No entanto, este apoio de devotados cristãos à ditadura militar de Barre não conseguiu superar o fracasso na guerra de Ogaden, no início de 1978. Por outro lado, a popularidade cada vez maior dos movimentos armados da oposição no Norte e depois no Sul da Somália, no fim do anos 80 – que ditaram a queda da ditadura em 1991 e a ascensão dos «senhores da guerra» – explica-se por uma série de factores que a Família, pouco preocupada com questões «menores», não teve em devida conta: subemprego exponencial nos meios urbanos, queda brusca da produção industrial, subsequente à retirada dos cooperantes técnicos do bloco de Leste, e implosão económica, caracterizada por um endividamento internacional massivo.
Os mesmos factores que tornaram pasto fértil para o fundamentalismo islâmico uma Somália predominantemente muçulmana sunita e desde 1991 imersa em guerra civil. Desde Junho deste ano grande parte do território somali, a capital Mogadíscio inclusive, estava sob controle da guerrilha islâmica sob o nome «União dos Tribunais Islâmicos», que impusera a lei islâmica no território controlado.

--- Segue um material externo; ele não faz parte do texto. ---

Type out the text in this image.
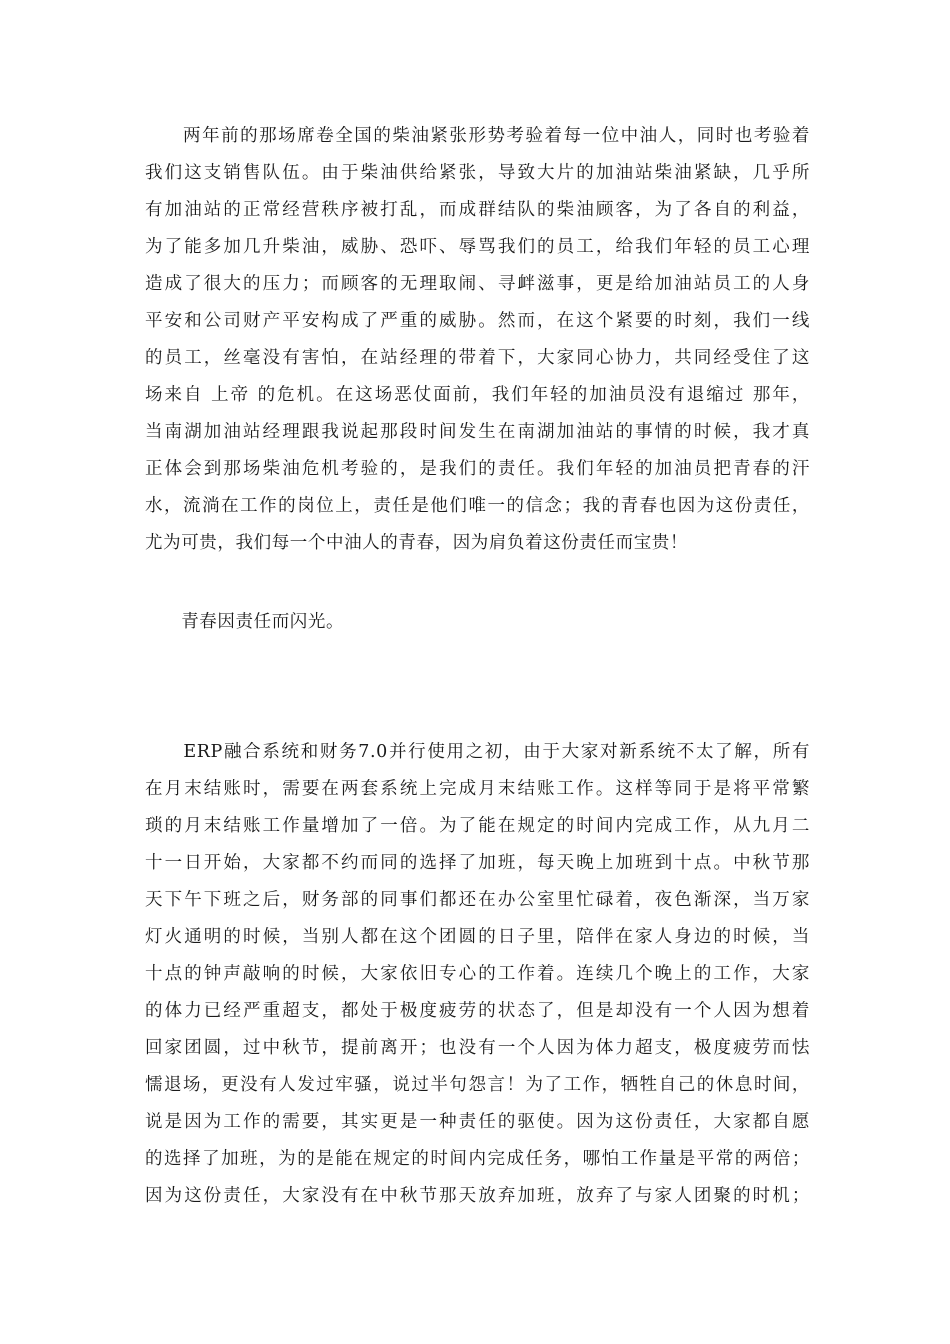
　　两年前的那场席卷全国的柴油紧张形势考验着每一位中油人，同时也考验着
我们这支销售队伍。由于柴油供给紧张，导致大片的加油站柴油紧缺，几乎所
有加油站的正常经营秩序被打乱，而成群结队的柴油顾客，为了各自的利益，
为了能多加几升柴油，威胁、恐吓、辱骂我们的员工，给我们年轻的员工心理
造成了很大的压力；而顾客的无理取闹、寻衅滋事，更是给加油站员工的人身
平安和公司财产平安构成了严重的威胁。然而，在这个紧要的时刻，我们一线
的员工，丝毫没有害怕，在站经理的带着下，大家同心协力，共同经受住了这
场来自 上帝 的危机。在这场恶仗面前，我们年轻的加油员没有退缩过 那年，
当南湖加油站经理跟我说起那段时间发生在南湖加油站的事情的时候，我才真
正体会到那场柴油危机考验的，是我们的责任。我们年轻的加油员把青春的汗
水，流淌在工作的岗位上，责任是他们唯一的信念；我的青春也因为这份责任，
尤为可贵，我们每一个中油人的青春，因为肩负着这份责任而宝贵！
　　青春因责任而闪光。
　　ERP融合系统和财务7.0并行使用之初，由于大家对新系统不太了解，所有
在月末结账时，需要在两套系统上完成月末结账工作。这样等同于是将平常繁
琐的月末结账工作量增加了一倍。为了能在规定的时间内完成工作，从九月二
十一日开始，大家都不约而同的选择了加班，每天晚上加班到十点。中秋节那
天下午下班之后，财务部的同事们都还在办公室里忙碌着，夜色渐深，当万家
灯火通明的时候，当别人都在这个团圆的日子里，陪伴在家人身边的时候，当
十点的钟声敲响的时候，大家依旧专心的工作着。连续几个晚上的工作，大家
的体力已经严重超支，都处于极度疲劳的状态了，但是却没有一个人因为想着
回家团圆，过中秋节，提前离开；也没有一个人因为体力超支，极度疲劳而怯
懦退场，更没有人发过牢骚，说过半句怨言！为了工作，牺牲自己的休息时间，
说是因为工作的需要，其实更是一种责任的驱使。因为这份责任，大家都自愿
的选择了加班，为的是能在规定的时间内完成任务，哪怕工作量是平常的两倍；
因为这份责任，大家没有在中秋节那天放弃加班，放弃了与家人团聚的时机；
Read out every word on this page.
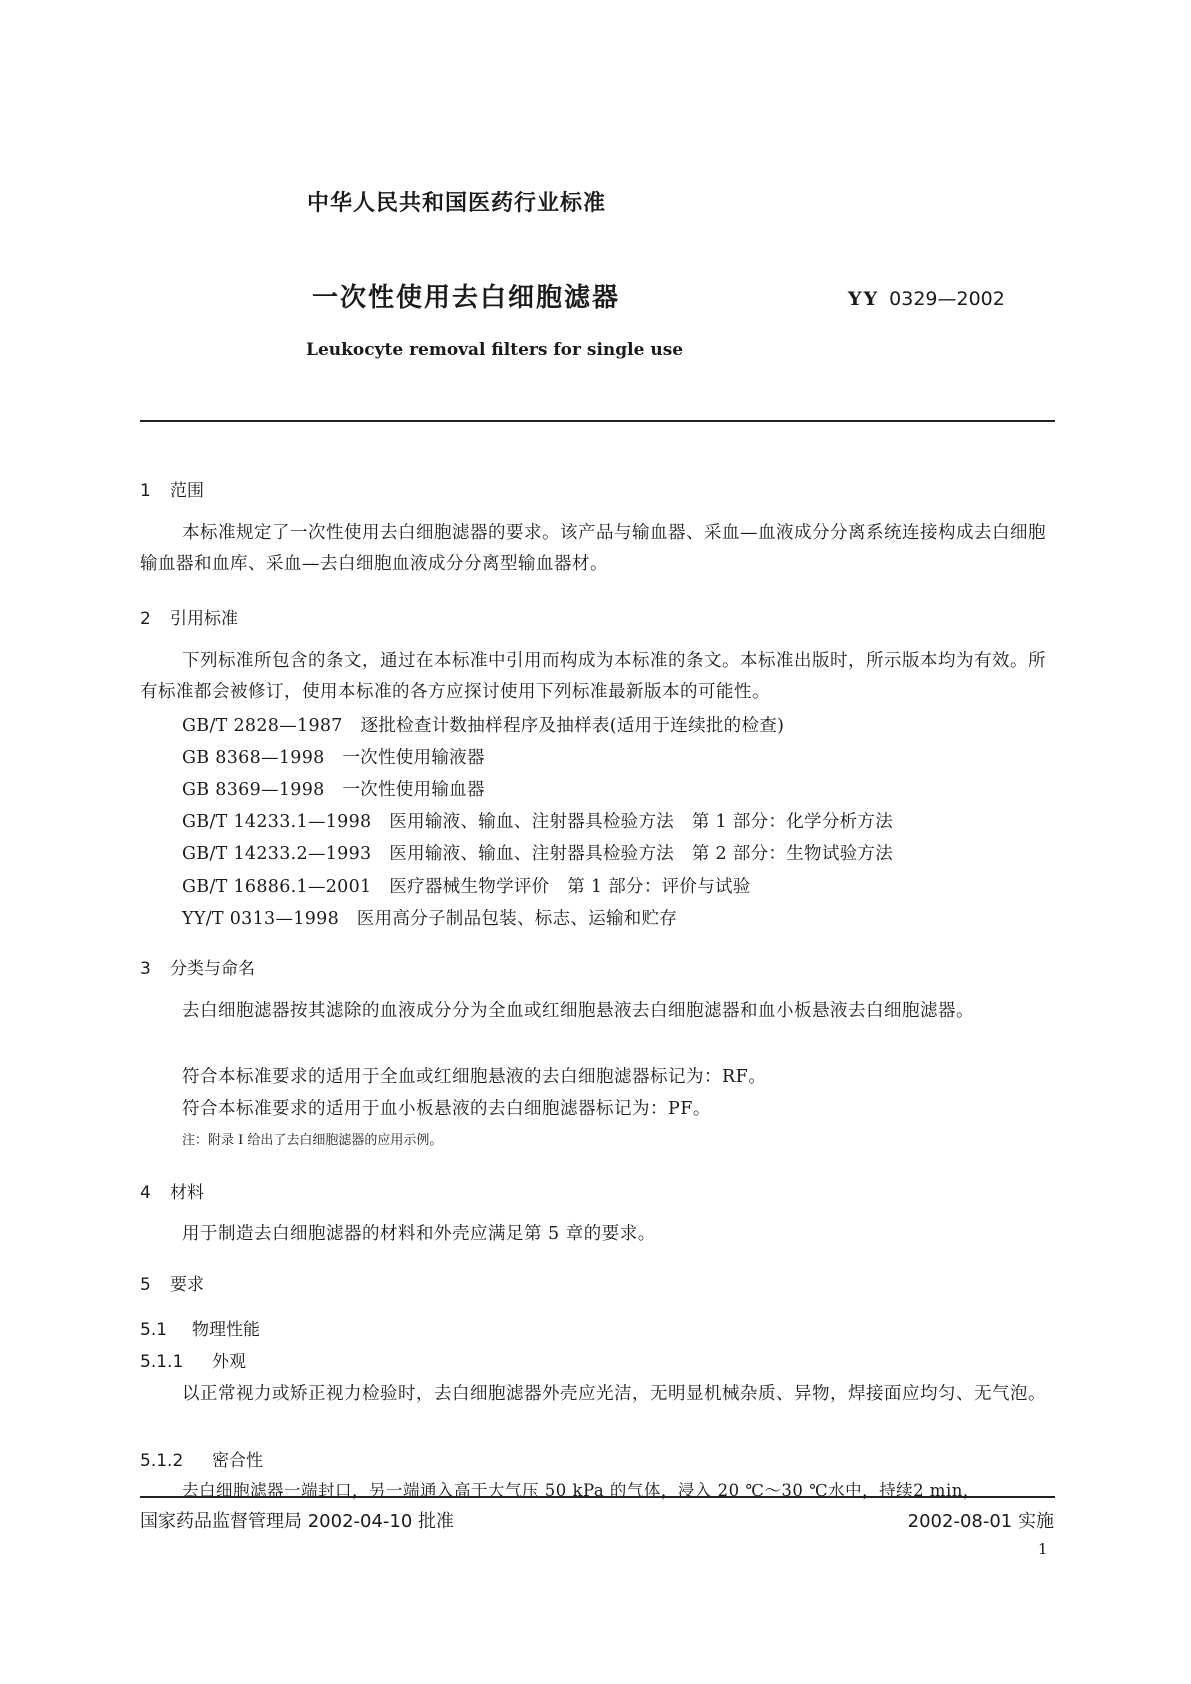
中华人民共和国医药行业标准
一次性使用去白细胞滤器	YY 0329—2002
Leukocyte removal filters for single use
1 范围
本标准规定了一次性使用去白细胞滤器的要求。该产品与输血器、采血—血液成分分离系统连接构成去白细胞输血器和血库、采血—去白细胞血液成分分离型输血器材。
2 引用标准
下列标准所包含的条文，通过在本标准中引用而构成为本标准的条文。本标准出版时，所示版本均为有效。所有标准都会被修订，使用本标准的各方应探讨使用下列标准最新版本的可能性。
GB/T 2828—1987　逐批检查计数抽样程序及抽样表(适用于连续批的检查)
GB 8368—1998　一次性使用输液器
GB 8369—1998　一次性使用输血器
GB/T 14233.1—1998　医用输液、输血、注射器具检验方法　第 1 部分：化学分析方法
GB/T 14233.2—1993　医用输液、输血、注射器具检验方法　第 2 部分：生物试验方法
GB/T 16886.1—2001　医疗器械生物学评价　第 1 部分：评价与试验
YY/T 0313—1998　医用高分子制品包装、标志、运输和贮存
3 分类与命名
去白细胞滤器按其滤除的血液成分分为全血或红细胞悬液去白细胞滤器和血小板悬液去白细胞滤器。
符合本标准要求的适用于全血或红细胞悬液的去白细胞滤器标记为：RF。
符合本标准要求的适用于血小板悬液的去白细胞滤器标记为：PF。
注：附录 I 给出了去白细胞滤器的应用示例。
4 材料
用于制造去白细胞滤器的材料和外壳应满足第 5 章的要求。
5 要求
5.1 物理性能
5.1.1 外观
以正常视力或矫正视力检验时，去白细胞滤器外壳应光洁，无明显机械杂质、异物，焊接面应均匀、无气泡。
5.1.2 密合性
去白细胞滤器一端封口，另一端通入高于大气压 50 kPa 的气体，浸入 20 ℃～30 ℃水中，持续2 min，
国家药品监督管理局 2002-04-10 批准	2002-08-01 实施
1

*Sam Brownback, o republicano que os teocratas querem ver na presidência dos Estados Unidos em 2008 e que se converteu ao catolicismo em 2002 através da Opus Dei, pertence a uma destas células, com a qual se reúne para rezar (e conspirar, acrescentaria eu) todas as terças-feiras. As regras da «Família» proibem que se divulgue os nomes dos irmãos em Cristo mas pensa-se incluir esta célula, entre outros teocratas congressistas, o senador Tom Coburn, que pede a pena de morte para os «aborticidas».
Como escreve Jeff Sharlet neste indispensável artigo da Roling Stone, Brownback e os seus «irmãos» são os guardadores de promessas de Deus, os defensores por «ordem divina» do casamento e dos cidadãos em estado embrionário e fetal. São os eleitos que assumiram o amor paradoxal do [mítico] Cristo de Mateus 10:34 «Eu não vim para vos trazer a paz mas sim a espada».